Que faire quand ça résiste ?
Malgré tous vos efforts, certains carreaux font de la résistance ? Pas de panique ! Il existe des solutions alternatives pour les cas les plus coriaces. L’idée, c’est de ne jamais forcer au risque d’endommager le support.
La technique du perçage stratégique
Avec une perceuse et un foret à béton de petit diamètre, réalisez plusieurs trous dans le carreau récalcitrant. Cela créé des points de faiblesse qui facilitent l’éclatement contrôlé. Protégez-vous bien les yeux, les éclats fusent dans tous les sens !
L’injection de solvant
Une fois les trous percés, injectez du décolleur ou de l’eau très chaude directement dans l’épaisseur de colle. Laissez agir une dizaine de minutes, puis reprenez votre technique habituelle.
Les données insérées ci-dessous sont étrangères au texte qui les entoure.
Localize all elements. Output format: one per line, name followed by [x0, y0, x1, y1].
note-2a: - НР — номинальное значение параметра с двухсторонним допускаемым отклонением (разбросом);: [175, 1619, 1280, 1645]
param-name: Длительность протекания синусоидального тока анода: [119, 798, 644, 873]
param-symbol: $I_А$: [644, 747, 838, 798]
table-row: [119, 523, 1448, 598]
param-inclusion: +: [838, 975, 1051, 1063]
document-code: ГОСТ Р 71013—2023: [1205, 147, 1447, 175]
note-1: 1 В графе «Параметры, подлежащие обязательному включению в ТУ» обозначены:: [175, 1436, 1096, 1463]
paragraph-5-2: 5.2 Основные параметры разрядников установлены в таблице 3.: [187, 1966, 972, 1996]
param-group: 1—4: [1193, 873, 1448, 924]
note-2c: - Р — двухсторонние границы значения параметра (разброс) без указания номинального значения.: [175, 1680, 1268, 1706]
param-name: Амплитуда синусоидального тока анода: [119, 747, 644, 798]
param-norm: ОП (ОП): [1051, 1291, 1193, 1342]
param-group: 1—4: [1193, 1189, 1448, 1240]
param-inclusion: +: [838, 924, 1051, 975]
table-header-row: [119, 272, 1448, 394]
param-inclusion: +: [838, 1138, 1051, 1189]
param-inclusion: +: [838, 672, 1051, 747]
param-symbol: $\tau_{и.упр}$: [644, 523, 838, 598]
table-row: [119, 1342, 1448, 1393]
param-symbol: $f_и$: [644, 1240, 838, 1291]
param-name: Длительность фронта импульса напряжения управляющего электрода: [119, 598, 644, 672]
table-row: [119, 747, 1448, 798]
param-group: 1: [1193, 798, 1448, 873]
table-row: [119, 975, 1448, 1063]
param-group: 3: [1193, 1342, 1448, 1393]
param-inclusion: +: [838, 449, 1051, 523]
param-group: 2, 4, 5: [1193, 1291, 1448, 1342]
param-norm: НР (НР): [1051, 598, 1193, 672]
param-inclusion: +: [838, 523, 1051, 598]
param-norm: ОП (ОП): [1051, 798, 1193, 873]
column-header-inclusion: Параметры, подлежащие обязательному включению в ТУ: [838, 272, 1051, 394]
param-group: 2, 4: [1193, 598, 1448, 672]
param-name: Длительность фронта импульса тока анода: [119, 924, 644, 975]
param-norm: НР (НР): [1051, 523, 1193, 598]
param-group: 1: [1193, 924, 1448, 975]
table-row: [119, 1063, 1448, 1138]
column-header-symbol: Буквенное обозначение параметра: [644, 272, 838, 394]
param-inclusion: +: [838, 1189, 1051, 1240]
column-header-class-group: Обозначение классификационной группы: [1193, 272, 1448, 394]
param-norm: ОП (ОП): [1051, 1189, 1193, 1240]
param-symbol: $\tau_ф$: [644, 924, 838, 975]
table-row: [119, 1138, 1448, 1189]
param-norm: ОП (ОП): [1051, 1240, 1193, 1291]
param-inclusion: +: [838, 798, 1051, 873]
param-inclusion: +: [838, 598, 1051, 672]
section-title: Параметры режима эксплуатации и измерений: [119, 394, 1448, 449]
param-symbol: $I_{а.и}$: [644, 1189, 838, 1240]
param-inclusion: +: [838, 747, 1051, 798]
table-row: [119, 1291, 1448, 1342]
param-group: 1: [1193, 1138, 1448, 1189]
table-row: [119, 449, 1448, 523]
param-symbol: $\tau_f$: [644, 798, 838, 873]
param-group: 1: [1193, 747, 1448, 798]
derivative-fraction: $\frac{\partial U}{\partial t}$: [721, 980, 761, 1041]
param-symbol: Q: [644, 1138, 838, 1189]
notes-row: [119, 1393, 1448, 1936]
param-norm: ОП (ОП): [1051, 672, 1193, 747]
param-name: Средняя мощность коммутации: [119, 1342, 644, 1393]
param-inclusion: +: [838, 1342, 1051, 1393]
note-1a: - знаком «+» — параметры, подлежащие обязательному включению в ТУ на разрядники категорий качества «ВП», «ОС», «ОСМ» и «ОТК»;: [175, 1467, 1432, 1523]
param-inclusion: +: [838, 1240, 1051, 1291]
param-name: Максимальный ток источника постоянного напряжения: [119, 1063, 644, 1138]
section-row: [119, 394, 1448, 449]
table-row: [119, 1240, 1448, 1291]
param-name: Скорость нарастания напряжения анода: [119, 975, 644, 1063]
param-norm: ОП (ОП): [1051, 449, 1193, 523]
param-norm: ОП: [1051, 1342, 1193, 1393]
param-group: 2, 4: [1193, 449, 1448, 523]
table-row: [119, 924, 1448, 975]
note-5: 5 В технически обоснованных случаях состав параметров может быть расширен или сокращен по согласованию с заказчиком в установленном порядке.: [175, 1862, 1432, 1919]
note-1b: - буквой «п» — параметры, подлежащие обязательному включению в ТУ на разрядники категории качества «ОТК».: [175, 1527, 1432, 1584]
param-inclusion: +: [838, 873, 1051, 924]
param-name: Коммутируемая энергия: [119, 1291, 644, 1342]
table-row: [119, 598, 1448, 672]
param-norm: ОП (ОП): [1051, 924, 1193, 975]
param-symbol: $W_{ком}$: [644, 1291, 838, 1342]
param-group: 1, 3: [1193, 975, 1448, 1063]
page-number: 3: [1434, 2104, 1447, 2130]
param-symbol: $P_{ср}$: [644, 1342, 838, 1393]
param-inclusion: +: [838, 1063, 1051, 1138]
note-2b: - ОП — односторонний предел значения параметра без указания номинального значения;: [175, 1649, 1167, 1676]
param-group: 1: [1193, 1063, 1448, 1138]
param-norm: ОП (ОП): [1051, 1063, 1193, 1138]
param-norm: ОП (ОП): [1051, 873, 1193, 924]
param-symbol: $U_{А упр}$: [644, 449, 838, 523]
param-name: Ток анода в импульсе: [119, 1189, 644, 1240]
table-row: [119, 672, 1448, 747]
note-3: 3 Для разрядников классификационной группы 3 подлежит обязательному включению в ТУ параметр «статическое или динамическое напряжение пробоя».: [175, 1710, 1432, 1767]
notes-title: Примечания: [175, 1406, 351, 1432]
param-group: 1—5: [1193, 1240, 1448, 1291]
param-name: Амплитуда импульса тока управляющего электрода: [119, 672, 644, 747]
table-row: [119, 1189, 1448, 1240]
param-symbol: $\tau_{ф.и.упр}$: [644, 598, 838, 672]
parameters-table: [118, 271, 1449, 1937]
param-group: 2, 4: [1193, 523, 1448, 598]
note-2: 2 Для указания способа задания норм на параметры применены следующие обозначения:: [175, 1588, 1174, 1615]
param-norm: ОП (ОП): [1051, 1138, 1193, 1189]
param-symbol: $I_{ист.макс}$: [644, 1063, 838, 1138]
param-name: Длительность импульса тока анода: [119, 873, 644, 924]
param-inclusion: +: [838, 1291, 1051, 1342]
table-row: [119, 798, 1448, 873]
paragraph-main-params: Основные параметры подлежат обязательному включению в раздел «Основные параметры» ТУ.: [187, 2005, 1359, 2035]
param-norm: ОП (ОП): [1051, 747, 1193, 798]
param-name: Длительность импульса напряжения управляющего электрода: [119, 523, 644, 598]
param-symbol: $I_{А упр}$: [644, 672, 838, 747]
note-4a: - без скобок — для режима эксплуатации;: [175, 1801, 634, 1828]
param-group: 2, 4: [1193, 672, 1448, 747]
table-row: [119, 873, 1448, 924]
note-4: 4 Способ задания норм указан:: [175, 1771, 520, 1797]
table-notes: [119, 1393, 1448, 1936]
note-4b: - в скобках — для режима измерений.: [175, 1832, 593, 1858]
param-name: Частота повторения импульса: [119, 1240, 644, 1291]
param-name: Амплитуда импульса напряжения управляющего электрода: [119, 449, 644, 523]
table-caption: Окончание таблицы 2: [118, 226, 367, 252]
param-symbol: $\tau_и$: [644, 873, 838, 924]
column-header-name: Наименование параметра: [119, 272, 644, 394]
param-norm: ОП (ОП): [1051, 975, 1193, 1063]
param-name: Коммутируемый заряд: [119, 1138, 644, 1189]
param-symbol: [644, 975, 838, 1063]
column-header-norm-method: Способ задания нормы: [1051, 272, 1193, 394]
Cette astuce fonctionne particulièrement bien sur les grandes surfaces carrelées.
Les finitions : nettoyer sans détruire
Une fois tous les carreaux retirés, il reste encore du boulot ! Les résidus de colle sur le placo demandent un traitement spécifique pour ne pas abîmer la surface. Armez-vous de patience, cette étape determine la qualité de votre futur revêtement.
- Grattez les gros résidus avec une spatule tenue bien à plat
- Poncez légèrement au papier grain 120 pour uniformiser
- Dépoussiérez soigneusement avec un aspirateur
Pour les traces tenaces, un chiffon imbibé d’acétone fait des merveilles. Mais attention à ne pas détremper le placo ! Tamponnez plutôt que frotter, le papier de parement pourrait se décoller.
Si votre surface présente des irrégularités importantes après le nettoyage, il sera peut-être nécessaire d’appliquer un ragréage pour obtenir une surface parfaitement plane.

Les erreurs à éviter absolument
Après toutes ces années passées à rénover et à conseiller mes clients, j’ai vu passer les pires catastrophes ! Voici les pièges classiques qui transforment un démontage simple en chantier pharaonique.
L’impatience : votre pire ennemie
Le premier réflexe quand ça résiste, c’est de forcer. Erreur ! Un coup de burin mal placé, et vous voilà avec un trou de 10 cm dans le mur. Prenez le temps nécessaire, quitte à étaler le travail sur plusieurs jours. Votre placo vous dira merci.
Négliger la protection
Bâcher le sol, c’est bien. Mais pensez aussi aux prises électriques et aux canalisations ! Un éclat de carreau dans un tuyau d’évacuation, et c’est la facture de plomberie assurée. Coupez l’électricité de la pièce par sécurité.
Pour les travaux plus complexes nécessitant l’utilisation de chevilles spéciales dans le placo, la préparation minutieuse du support est encore plus cruciale.
Le démontage délicat du carrelage mural demande de la méthode, les bons outils et surtout de la patience. Mais quelle satisfaction de voir ses murs intacts, prêts à accueillir le nouveau revêtement ! Avec ces techniques, vous éviterez les réparations coûteuses et obtiendrez un support parfait pour votre prochaine création déco.